The new regulations, which could be adopted next month, would shake up co-ed schools, allowing them to split boys and girls into separate classes, said Meg Moulton, of the National Coalition of Girls’ Schools.
The number of same-sex schools will probably double within three years, said Cornelius Riordan, a sociology professor at Providence college, chosen by the White House to lead a $1.2m, 36-month study.
The Bush plan has united conservative educational traditionalists and feminists in favour of affirmative action. Single-sex education has often been touted as a way to nurture girls’ self-esteem and achievement, particularly in maths and science.
But Mr Riordan expects new boys’ schools to outstrip those for girls, reflecting mounting concerns about poorer academic scores and higher drop-out rates.
Educating at-risk boys separately allows staff to counter an “oppositional anti-academic culture” and instil discipline without the distractions posed in unisex settings, said Mr Riordan.
By “bringing up” boys in reading and writing and girls in maths and science, separating the sexes would advance equality, he said. However, experts said single-sex education reinforced stereotypes.
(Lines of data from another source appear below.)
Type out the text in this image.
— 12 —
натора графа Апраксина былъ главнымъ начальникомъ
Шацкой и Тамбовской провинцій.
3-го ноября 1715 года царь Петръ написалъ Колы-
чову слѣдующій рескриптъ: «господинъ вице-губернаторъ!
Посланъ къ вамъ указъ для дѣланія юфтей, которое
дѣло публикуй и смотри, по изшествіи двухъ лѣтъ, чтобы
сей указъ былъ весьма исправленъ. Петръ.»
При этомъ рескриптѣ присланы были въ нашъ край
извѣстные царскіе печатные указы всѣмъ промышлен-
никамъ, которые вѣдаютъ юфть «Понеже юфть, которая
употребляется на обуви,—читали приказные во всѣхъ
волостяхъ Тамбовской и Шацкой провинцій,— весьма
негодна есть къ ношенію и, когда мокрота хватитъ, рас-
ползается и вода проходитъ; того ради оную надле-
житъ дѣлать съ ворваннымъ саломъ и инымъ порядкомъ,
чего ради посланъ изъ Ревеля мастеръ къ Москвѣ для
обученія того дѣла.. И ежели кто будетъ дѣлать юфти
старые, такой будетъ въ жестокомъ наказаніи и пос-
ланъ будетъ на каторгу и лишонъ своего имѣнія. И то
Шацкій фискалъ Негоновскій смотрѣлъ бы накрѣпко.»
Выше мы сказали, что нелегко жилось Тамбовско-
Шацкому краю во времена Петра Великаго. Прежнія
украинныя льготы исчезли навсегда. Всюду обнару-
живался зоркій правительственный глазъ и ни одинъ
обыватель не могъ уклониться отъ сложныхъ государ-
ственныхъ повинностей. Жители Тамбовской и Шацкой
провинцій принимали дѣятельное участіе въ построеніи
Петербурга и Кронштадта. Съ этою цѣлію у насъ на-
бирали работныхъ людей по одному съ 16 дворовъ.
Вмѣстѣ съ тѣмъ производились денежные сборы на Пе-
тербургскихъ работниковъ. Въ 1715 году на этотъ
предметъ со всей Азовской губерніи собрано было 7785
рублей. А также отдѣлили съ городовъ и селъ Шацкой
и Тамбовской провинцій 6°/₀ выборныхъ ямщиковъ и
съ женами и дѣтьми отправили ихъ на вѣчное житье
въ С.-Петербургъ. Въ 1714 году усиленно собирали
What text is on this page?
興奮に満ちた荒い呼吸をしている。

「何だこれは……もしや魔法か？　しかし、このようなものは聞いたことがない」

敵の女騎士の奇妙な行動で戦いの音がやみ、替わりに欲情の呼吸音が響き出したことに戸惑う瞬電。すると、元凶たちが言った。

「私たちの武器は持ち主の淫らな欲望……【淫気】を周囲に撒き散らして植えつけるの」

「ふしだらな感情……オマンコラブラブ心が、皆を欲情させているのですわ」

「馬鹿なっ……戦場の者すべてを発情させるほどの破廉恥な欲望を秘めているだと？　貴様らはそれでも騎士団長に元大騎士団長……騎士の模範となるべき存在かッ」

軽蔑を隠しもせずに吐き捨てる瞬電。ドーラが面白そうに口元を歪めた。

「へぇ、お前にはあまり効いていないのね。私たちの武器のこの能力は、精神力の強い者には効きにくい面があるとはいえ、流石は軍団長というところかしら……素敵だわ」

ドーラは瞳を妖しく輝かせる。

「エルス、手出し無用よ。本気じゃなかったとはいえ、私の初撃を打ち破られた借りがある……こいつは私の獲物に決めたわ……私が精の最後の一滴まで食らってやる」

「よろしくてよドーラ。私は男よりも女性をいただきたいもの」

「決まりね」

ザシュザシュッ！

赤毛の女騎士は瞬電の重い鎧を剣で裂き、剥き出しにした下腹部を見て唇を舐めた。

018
“There’s no clear evidence that single-sex state schools are effective,” said Elisabeth Woody, a researcher at the University of California, Berkeley. She co-conducted the largest study to date of US public single-sex education.
“Research in private Catholic schools suggests there are some benefits for minority kids,” she said. “But it’s hard to say whether it’s just that same-sex schools are smaller and more focused.”